At this point it seems unlikely that VHS tapes will experience a resurgence for their superior picture or sound quality, but that’s because they offer neither. Instead, the rapidly obsolete format finds itself regulated to garage sales and curb-sides along with Discmans and copies of The Secret. But where do all these VHS tapes end up?

Despite being made out of mostly recyclable material, the magnetized ribbon of plastic tape inside the VHS is not, which makes recycling them an incredibly tenuous process that needs to be done by hand. Due to each brand of tape being constructed differently (the location of the screws change depending on the make) an automated machine for the purpose of dismantling has proven difficult.

Most people were too lazy to rewind a VHS tape let alone undo the screws, dismantle the metal and unravel the tape. This leads to the usable parts been scrapped rather than preserved, excess technological waste and a horrible reminder of purchasing a movie without bonus features for $19.99.

Fortunately, Toronto social enterprisers Phillip Yan and Graham Lewis of the experiential design firm GenesisXD are working to solve this problem, while simultaneously addressing an even larger one: employment. Project Get Reel, still in the crowdfunding phase, aims to overcome employment barriers faced by new immigrants, mental health patients and those below the poverty line by providing opportunities to dismantle VHS tapes in their workshop at The Learning Enrichment Foundation, a community and social enrichment hub. 

“It began a year go when we started talking to the Recycle Council of Ontario,” says Get Reel co-founder Phillip Yan. “There is no recycling facility for VHS anywhere. Recycle Ontario was trying to figure out what to do so they came to us.”  

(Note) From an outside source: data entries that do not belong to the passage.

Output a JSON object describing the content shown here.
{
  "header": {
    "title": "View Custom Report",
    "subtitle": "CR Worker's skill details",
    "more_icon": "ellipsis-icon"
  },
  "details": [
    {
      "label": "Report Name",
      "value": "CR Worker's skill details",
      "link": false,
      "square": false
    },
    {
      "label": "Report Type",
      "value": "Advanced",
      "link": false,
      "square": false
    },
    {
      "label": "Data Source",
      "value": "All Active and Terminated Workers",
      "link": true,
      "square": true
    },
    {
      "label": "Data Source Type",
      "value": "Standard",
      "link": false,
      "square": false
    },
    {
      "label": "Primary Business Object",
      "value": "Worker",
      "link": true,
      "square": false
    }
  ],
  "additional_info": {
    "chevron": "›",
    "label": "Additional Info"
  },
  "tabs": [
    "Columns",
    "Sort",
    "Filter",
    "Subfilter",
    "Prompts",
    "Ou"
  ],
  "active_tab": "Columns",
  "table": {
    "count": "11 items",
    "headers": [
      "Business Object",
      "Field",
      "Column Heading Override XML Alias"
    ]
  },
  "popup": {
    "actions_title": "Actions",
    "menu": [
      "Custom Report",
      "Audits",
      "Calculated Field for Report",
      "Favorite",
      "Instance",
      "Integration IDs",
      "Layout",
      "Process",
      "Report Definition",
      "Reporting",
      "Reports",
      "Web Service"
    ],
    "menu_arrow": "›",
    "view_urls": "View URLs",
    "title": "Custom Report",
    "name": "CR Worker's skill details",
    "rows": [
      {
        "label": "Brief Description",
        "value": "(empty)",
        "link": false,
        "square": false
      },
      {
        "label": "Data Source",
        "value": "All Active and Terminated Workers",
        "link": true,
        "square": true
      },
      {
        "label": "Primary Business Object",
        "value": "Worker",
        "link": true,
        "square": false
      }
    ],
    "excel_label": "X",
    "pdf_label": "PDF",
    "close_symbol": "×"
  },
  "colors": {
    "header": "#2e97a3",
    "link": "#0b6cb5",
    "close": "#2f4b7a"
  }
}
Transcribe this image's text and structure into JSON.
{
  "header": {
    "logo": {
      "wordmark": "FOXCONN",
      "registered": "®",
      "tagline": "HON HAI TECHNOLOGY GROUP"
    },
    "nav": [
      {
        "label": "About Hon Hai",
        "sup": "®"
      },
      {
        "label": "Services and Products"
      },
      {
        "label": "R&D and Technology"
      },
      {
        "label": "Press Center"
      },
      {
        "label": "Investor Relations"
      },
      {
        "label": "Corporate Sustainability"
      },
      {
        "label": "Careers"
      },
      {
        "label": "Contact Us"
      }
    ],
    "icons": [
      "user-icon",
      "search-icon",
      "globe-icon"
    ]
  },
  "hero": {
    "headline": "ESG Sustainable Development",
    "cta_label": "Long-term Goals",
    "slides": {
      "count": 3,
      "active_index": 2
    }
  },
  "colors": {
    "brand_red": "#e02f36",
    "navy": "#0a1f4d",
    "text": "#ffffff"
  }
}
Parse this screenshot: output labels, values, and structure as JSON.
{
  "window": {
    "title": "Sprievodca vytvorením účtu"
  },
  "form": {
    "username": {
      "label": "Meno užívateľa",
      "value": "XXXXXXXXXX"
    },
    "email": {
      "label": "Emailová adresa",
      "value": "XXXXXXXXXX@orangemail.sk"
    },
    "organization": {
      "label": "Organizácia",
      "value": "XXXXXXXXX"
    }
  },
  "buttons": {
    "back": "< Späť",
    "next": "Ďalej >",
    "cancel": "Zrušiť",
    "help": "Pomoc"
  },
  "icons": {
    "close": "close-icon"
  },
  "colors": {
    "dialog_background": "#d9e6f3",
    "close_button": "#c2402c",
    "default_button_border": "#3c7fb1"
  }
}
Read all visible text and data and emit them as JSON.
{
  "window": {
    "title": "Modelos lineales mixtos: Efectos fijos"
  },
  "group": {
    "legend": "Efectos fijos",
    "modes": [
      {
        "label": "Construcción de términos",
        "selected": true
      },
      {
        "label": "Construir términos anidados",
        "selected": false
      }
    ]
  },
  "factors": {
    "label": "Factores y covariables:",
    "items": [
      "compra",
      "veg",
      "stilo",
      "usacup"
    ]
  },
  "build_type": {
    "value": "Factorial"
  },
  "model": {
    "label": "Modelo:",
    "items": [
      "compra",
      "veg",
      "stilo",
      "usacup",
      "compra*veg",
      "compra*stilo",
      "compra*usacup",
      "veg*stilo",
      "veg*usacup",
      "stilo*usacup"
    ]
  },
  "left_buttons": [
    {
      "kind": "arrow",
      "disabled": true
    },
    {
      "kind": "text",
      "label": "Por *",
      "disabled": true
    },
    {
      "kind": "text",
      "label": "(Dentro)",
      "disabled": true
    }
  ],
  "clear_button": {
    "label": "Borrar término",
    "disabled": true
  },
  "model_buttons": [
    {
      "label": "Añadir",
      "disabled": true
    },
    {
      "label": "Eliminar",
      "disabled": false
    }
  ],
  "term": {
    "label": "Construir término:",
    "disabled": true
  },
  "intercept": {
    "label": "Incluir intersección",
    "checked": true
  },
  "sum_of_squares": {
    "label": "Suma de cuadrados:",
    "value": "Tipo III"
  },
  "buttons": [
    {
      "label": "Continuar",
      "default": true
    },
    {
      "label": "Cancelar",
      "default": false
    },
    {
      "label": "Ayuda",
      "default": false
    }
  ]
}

The program is designed to give participants benefits through gaining work experience, networking and access to the language training, career counselling and childcare programs offered by the Learning Enrichment Foundation

“We expect the company to generate revenue by selling the material back to the recycling plants,” Yan says. “By doing that we’ll eventually be able to hire more people.” Coming off the experience and success of GenesisXD’s prisoner rehabilitation coffee program KLINK, Yan is already well-versed in socially viable business. His next step is finding people fit for the job through partnered social working agencies.

Tossing out your Buffy box set won’t instantly turn you into a charitable donor, and with a budget for only 10 employees, Get Reel has a lot of work ahead of them, but hopefully as word about the program spreads, so too will an awareness for how to properly treat VHS tapes and other disposable technologies.

“We’re trying to make the world greener and also offer employment to people,” Yan says.